Wednesday, 2 July 2014
They don't believe in God but they miss Him!
This post again draws on the talk by Bishop John at the llm conference (June 2014).
48% of under 30s answered none to the religion question on the last census. And yet less than half that number said that they are atheists and a large proportion said they were spiritual.
Spirituality is alive and well and these spiritual people are looking for something. These are the people many churches refer to as spiritual seekers.
These people, and many others, are sad that they don't know God or even know where to go looking for Him. This is where we are needed, we the body of Christ, we the Church; we are the ones who know God and can make God accessible.
How do we do this?
We go out into our communities and meet with people. We meet them where they are and we get to know them, person to person. Through friendships we can share our faith and allow others to know what we believe. We can be as explicit or subtle as we wish and as is appropriate for the relationship in question; we are guided by them and ourselves and God. The best way to help people understand God is for them to see our relationship with God.
2. Opening the doors
We no longer live in a culture where the church is a known and understood entity which anyone is happy to visit. Most people are extremely unsure what they will find if they go into a church, in fact they're not even sure if they're allowed to open the closed doors they find facing out into the community. And that's the first thing every Church can do; open the doors of the church every day, and better still, have doors with glass which people can see through.
3. Helping our communities
There is a huge shift in morality in our society, even for Christians. Instead of the church being a valued part of society, the church is now seen as toxic. We need to renew our church and be clear about our non toxicity. One of the best ways of doing this is to be active in our communities helping those in need. This could be food banks or kids clubs, elderly lunches or community choirs. What it is matters much less than the fact that the church is alive and seen to be a positive part of the community.
4. Accepting requests readily
The Church at a local level had always been in the business of helping society hatch, match and dispatch. However not all of the Church of England 16,000 churches are happily accepting one off requests from the people in our care.
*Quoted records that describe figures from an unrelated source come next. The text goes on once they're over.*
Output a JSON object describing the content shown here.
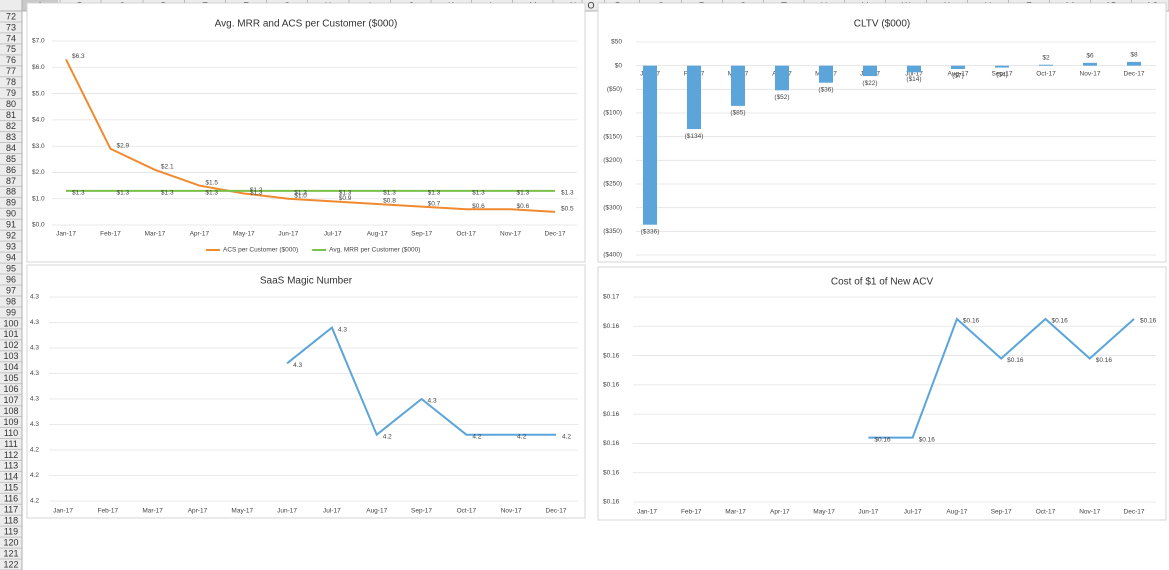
{
  "sheet": {
    "columns": [
      "A",
      "B",
      "C",
      "D",
      "E",
      "F",
      "G",
      "H",
      "I",
      "J",
      "K",
      "L",
      "M",
      "N",
      "O",
      "P",
      "Q",
      "R",
      "S",
      "T",
      "U",
      "V",
      "W",
      "X",
      "Y",
      "Z",
      "AA",
      "AB",
      "AC"
    ],
    "rows": [
      72,
      73,
      74,
      75,
      76,
      77,
      78,
      79,
      80,
      81,
      82,
      83,
      84,
      85,
      86,
      87,
      88,
      89,
      90,
      91,
      92,
      93,
      94,
      95,
      96,
      97,
      98,
      99,
      100,
      101,
      102,
      103,
      104,
      105,
      106,
      107,
      108,
      109,
      110,
      111,
      112,
      113,
      114,
      115,
      116,
      117,
      118,
      119,
      120,
      121,
      122
    ]
  },
  "chart_data": [
    {
      "type": "line",
      "title": "Avg. MRR and ACS per Customer ($000)",
      "legend": "bottom",
      "grid": true,
      "categories": [
        "Jan-17",
        "Feb-17",
        "Mar-17",
        "Apr-17",
        "May-17",
        "Jun-17",
        "Jul-17",
        "Aug-17",
        "Sep-17",
        "Oct-17",
        "Nov-17",
        "Dec-17"
      ],
      "ylim": [
        0,
        7
      ],
      "yticks": [
        {
          "value": 0,
          "label": "$0.0"
        },
        {
          "value": 1,
          "label": "$1.0"
        },
        {
          "value": 2,
          "label": "$2.0"
        },
        {
          "value": 3,
          "label": "$3.0"
        },
        {
          "value": 4,
          "label": "$4.0"
        },
        {
          "value": 5,
          "label": "$5.0"
        },
        {
          "value": 6,
          "label": "$6.0"
        },
        {
          "value": 7,
          "label": "$7.0"
        }
      ],
      "series": [
        {
          "name": "ACS per Customer ($000)",
          "color": "#f08a30",
          "values": [
            6.3,
            2.9,
            2.1,
            1.5,
            1.2,
            1.0,
            0.9,
            0.8,
            0.7,
            0.6,
            0.6,
            0.5
          ],
          "value_labels": [
            "$6.3",
            "$2.9",
            "$2.1",
            "$1.5",
            "$1.2",
            "$1.0",
            "$0.9",
            "$0.8",
            "$0.7",
            "$0.6",
            "$0.6",
            "$0.5"
          ]
        },
        {
          "name": "Avg. MRR per Customer ($000)",
          "color": "#7cc04a",
          "values": [
            1.3,
            1.3,
            1.3,
            1.3,
            1.3,
            1.3,
            1.3,
            1.3,
            1.3,
            1.3,
            1.3,
            1.3
          ],
          "value_labels": [
            "$1.3",
            "$1.3",
            "$1.3",
            "$1.3",
            "$1.3",
            "$1.3",
            "$1.3",
            "$1.3",
            "$1.3",
            "$1.3",
            "$1.3",
            "$1.3"
          ]
        }
      ]
    },
    {
      "type": "bar",
      "title": "CLTV ($000)",
      "grid": true,
      "color": "#5ba5da",
      "negative_label_color": "#e0201c",
      "categories": [
        "Jan-17",
        "Feb-17",
        "Mar-17",
        "Apr-17",
        "May-17",
        "Jun-17",
        "Jul-17",
        "Aug-17",
        "Sep-17",
        "Oct-17",
        "Nov-17",
        "Dec-17"
      ],
      "values": [
        -336,
        -134,
        -85,
        -52,
        -36,
        -22,
        -14,
        -7,
        -4,
        2,
        6,
        8
      ],
      "value_labels": [
        "($336)",
        "($134)",
        "($85)",
        "($52)",
        "($36)",
        "($22)",
        "($14)",
        "($7)",
        "($4)",
        "$2",
        "$6",
        "$8"
      ],
      "ylim": [
        -400,
        50
      ],
      "yticks": [
        {
          "value": 50,
          "label": "$50"
        },
        {
          "value": 0,
          "label": "$0"
        },
        {
          "value": -50,
          "label": "($50)"
        },
        {
          "value": -100,
          "label": "($100)"
        },
        {
          "value": -150,
          "label": "($150)"
        },
        {
          "value": -200,
          "label": "($200)"
        },
        {
          "value": -250,
          "label": "($250)"
        },
        {
          "value": -300,
          "label": "($300)"
        },
        {
          "value": -350,
          "label": "($350)"
        },
        {
          "value": -400,
          "label": "($400)"
        }
      ]
    },
    {
      "type": "line",
      "title": "SaaS Magic Number",
      "grid": true,
      "categories": [
        "Jan-17",
        "Feb-17",
        "Mar-17",
        "Apr-17",
        "May-17",
        "Jun-17",
        "Jul-17",
        "Aug-17",
        "Sep-17",
        "Oct-17",
        "Nov-17",
        "Dec-17"
      ],
      "ylim": [
        4.235,
        4.275
      ],
      "yticks": [
        {
          "value": 4.235,
          "label": "4.2"
        },
        {
          "value": 4.24,
          "label": "4.2"
        },
        {
          "value": 4.245,
          "label": "4.2"
        },
        {
          "value": 4.25,
          "label": "4.3"
        },
        {
          "value": 4.255,
          "label": "4.3"
        },
        {
          "value": 4.26,
          "label": "4.3"
        },
        {
          "value": 4.265,
          "label": "4.3"
        },
        {
          "value": 4.27,
          "label": "4.3"
        },
        {
          "value": 4.275,
          "label": "4.3"
        }
      ],
      "series": [
        {
          "color": "#5ba5da",
          "values": [
            null,
            null,
            null,
            null,
            null,
            4.262,
            4.269,
            4.248,
            4.255,
            4.248,
            4.248,
            4.248
          ],
          "value_labels": [
            null,
            null,
            null,
            null,
            null,
            "4.3",
            "4.3",
            "4.2",
            "4.3",
            "4.2",
            "4.2",
            "4.2"
          ]
        }
      ]
    },
    {
      "type": "line",
      "title": "Cost of $1 of New ACV",
      "grid": true,
      "categories": [
        "Jan-17",
        "Feb-17",
        "Mar-17",
        "Apr-17",
        "May-17",
        "Jun-17",
        "Jul-17",
        "Aug-17",
        "Sep-17",
        "Oct-17",
        "Nov-17",
        "Dec-17"
      ],
      "ylim": [
        0.158,
        0.165
      ],
      "yticks": [
        {
          "value": 0.158,
          "label": "$0.16"
        },
        {
          "value": 0.159,
          "label": "$0.16"
        },
        {
          "value": 0.16,
          "label": "$0.16"
        },
        {
          "value": 0.161,
          "label": "$0.16"
        },
        {
          "value": 0.162,
          "label": "$0.16"
        },
        {
          "value": 0.163,
          "label": "$0.16"
        },
        {
          "value": 0.164,
          "label": "$0.16"
        },
        {
          "value": 0.165,
          "label": "$0.17"
        }
      ],
      "series": [
        {
          "color": "#5ba5da",
          "values": [
            null,
            null,
            null,
            null,
            null,
            0.1602,
            0.1602,
            0.16425,
            0.1629,
            0.16425,
            0.1629,
            0.16425
          ],
          "value_labels": [
            null,
            null,
            null,
            null,
            null,
            "$0.16",
            "$0.16",
            "$0.16",
            "$0.16",
            "$0.16",
            "$0.16",
            "$0.16"
          ]
        }
      ]
    }
  ]
}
It may seem like they are "using us" for their life celebrations, but we need to see it more as us caring for our communities. Let's accept the request for a christening and invite them to toddler services and Messy Church or other family services. We never know who might just be waiting for the invitation.
There are so many ways we can be the conduit for faith for our communities, these are just a few; what matters through it all is that we are open and loving and genuine in our desire to reach people and help bring them to faith and see them become disciples.